I'm making remote API calls using threads, using no join so that the program could make the next API call without waiting for the last to complete.

Like so:

def run_single_thread_no_join(function, args):
thread = Thread(target=function, args=(args,))
thread.start()
return

The problem was I needed to know when all API calls were completed. So I moved to code that's using a cue & join.

Threads seem to run in serial now.

I can't seem to figure out how to get the join to work so that threads execute in parallel.

What am I doing wrong?

def run_que_block(methods_list, num_worker_threads=10):
'''
Runs methods on threads.  Stores method returns in a list.  Then outputs that list
after all methods in the list have been completed.

:param methods_list: example ((method name, args), (method_2, args), (method_3, args)
:param num_worker_threads: The number of threads to use in the block.
:return: The full list of returns from each method.
'''

method_returns = []

# log = StandardLogger(logger_name='run_que_block')

# lock to serialize console output
lock = threading.Lock()

def _output(item):
    # Make sure the whole print completes or threads can mix up output in one line.
    with lock:
        if item:
            print(item)
        msg = threading.current_thread().name, item
        # log.log_debug(msg)

    return

# The worker thread pulls an item from the queue and processes it
def _worker():

    while True:
        item = q.get()
        if item is None:
            break

        method_returns.append(item)
        _output(item)

        q.task_done()

# Create the queue and thread pool.
q = Queue()

threads = []
# starts worker threads.
for i in range(num_worker_threads):
    t = threading.Thread(target=_worker)
    t.daemon = True  # thread dies when main thread (only non-daemon thread) exits.
    t.start()
    threads.append(t)

for method in methods_list:
    q.put(method[0](*method[1]))

# block until all tasks are done
q.join()

# stop workers
for i in range(num_worker_threads):
    q.put(None)
for t in threads:
    t.join()

return method_returns
Emily
  • 2,129
  • 3
  • 18
  • 43

1 Answers1

1

You're doing all the work in the main thread:

for method in methods_list:
    q.put(method[0](*method[1]))

Assuming each entry in methods_list is a callable and a sequence of arguments for it, you did all the work in the main thread, then put the result from each function call in the queue, which doesn't allow any parallelization aside from printing (which is generally not a big enough cost to justify thread/queue overhead).

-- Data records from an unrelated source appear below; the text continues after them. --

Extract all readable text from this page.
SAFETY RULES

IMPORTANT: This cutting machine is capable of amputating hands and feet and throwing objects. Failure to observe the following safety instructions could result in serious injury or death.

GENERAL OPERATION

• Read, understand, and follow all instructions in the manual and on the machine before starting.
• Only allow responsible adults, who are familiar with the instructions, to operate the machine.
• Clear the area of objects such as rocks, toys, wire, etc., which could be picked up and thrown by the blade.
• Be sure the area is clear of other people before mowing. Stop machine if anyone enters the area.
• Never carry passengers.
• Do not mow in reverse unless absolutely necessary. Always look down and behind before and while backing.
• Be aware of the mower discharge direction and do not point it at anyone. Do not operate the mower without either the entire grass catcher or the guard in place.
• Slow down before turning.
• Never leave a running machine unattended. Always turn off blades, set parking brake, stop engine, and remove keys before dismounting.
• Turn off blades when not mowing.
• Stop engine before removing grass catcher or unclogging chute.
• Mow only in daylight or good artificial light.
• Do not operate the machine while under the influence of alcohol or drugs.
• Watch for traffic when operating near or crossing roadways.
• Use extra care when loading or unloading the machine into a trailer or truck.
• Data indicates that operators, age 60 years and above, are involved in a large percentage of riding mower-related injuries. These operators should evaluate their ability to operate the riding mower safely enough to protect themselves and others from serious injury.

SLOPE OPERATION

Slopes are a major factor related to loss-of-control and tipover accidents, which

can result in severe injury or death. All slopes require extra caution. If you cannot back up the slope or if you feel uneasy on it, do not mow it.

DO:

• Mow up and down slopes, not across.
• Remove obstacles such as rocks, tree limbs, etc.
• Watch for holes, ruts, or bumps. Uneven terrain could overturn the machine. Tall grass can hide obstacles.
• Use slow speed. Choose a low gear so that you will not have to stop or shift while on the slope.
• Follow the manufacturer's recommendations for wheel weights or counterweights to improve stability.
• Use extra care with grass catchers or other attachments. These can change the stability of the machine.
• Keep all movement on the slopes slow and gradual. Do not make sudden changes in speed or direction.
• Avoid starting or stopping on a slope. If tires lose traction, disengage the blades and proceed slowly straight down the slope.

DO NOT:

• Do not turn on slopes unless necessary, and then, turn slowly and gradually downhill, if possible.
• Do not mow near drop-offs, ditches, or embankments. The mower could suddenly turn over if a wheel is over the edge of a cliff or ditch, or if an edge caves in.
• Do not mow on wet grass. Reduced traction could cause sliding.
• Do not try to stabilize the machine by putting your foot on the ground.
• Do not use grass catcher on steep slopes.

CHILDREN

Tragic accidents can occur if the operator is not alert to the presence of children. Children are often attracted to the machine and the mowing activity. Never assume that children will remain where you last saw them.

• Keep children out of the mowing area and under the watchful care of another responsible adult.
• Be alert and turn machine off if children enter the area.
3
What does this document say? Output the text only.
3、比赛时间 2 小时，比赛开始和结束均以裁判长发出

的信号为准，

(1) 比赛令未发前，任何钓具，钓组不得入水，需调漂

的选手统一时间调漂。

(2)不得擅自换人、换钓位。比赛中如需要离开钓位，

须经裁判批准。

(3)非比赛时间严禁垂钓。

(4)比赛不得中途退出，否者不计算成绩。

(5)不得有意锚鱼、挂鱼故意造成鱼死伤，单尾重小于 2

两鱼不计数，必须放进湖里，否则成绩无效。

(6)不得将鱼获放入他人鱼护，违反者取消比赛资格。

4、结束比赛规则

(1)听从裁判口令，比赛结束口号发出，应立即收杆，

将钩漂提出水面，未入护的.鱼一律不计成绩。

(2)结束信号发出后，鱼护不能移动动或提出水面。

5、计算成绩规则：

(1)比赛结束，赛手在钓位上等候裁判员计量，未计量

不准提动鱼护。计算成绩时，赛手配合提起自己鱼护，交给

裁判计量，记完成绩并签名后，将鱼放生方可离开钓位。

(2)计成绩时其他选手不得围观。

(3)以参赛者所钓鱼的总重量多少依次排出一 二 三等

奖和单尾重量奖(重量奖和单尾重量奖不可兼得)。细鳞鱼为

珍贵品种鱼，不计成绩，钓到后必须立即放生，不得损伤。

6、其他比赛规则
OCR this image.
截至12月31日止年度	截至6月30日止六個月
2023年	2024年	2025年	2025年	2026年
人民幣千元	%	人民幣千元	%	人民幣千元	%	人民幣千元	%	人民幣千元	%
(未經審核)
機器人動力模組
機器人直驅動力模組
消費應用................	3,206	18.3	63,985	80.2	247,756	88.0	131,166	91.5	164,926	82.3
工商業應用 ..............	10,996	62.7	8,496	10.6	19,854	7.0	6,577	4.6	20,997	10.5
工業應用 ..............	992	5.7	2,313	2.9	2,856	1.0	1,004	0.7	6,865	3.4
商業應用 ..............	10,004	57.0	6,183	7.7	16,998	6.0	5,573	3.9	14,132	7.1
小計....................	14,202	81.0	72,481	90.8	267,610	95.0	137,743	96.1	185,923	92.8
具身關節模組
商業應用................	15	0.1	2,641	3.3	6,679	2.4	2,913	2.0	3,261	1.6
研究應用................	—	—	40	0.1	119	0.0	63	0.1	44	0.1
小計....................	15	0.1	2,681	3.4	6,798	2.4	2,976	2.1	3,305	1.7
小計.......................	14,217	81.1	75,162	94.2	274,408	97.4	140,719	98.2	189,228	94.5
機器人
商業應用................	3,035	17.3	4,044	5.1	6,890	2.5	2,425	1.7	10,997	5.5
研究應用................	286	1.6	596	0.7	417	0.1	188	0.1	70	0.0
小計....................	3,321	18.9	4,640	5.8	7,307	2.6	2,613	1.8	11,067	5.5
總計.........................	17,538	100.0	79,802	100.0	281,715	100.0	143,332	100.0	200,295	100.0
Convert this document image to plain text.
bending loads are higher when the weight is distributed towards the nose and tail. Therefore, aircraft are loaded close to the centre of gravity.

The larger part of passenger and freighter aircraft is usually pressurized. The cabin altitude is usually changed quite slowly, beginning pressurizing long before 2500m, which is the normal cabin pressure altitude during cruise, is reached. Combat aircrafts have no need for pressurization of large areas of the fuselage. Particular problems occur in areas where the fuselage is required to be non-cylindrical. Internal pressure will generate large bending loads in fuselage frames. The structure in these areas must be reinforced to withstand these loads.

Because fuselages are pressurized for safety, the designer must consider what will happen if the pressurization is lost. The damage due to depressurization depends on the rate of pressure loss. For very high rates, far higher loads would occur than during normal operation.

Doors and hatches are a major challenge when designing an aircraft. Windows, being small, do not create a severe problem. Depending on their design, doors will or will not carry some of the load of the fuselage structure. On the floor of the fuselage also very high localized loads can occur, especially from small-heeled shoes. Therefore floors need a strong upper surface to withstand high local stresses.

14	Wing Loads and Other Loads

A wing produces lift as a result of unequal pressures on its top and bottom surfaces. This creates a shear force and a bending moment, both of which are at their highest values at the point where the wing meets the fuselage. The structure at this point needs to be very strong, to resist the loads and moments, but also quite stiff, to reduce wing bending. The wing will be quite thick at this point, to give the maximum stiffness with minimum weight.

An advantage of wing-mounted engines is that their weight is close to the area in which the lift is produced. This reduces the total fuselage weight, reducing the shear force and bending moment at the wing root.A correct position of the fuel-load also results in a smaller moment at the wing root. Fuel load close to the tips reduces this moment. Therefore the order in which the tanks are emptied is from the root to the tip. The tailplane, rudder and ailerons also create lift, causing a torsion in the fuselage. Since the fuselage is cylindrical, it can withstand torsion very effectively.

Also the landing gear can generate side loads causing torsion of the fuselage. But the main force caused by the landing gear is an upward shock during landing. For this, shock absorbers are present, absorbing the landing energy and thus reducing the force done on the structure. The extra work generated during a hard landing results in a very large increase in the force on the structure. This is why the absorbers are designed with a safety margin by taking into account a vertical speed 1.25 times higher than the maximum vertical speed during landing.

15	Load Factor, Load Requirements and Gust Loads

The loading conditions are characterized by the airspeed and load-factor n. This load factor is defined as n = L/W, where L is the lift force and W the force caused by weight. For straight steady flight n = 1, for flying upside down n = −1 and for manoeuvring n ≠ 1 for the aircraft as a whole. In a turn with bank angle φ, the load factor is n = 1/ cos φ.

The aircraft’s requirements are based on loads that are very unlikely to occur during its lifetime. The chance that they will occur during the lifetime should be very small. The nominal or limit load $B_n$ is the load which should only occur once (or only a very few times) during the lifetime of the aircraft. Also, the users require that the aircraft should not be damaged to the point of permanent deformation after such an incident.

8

Presumably, you want the threads to do the work for each function, so change that loop to:

for method in methods_list:
    q.put(method)  # Don't call it, queue it to be called in worker

and change the _worker function so it calls the function that does the work in the thread:

def _worker():
    while True:
        method, args = q.get()  # Extract and unpack callable and arguments
        item = method(*args)    # Call callable with provided args and store result
        if item is None:
            break

        method_returns.append(item)
        _output(item)

        q.task_done()
ShadowRanger
  • 143,180
  • 12
  • 188
  • 271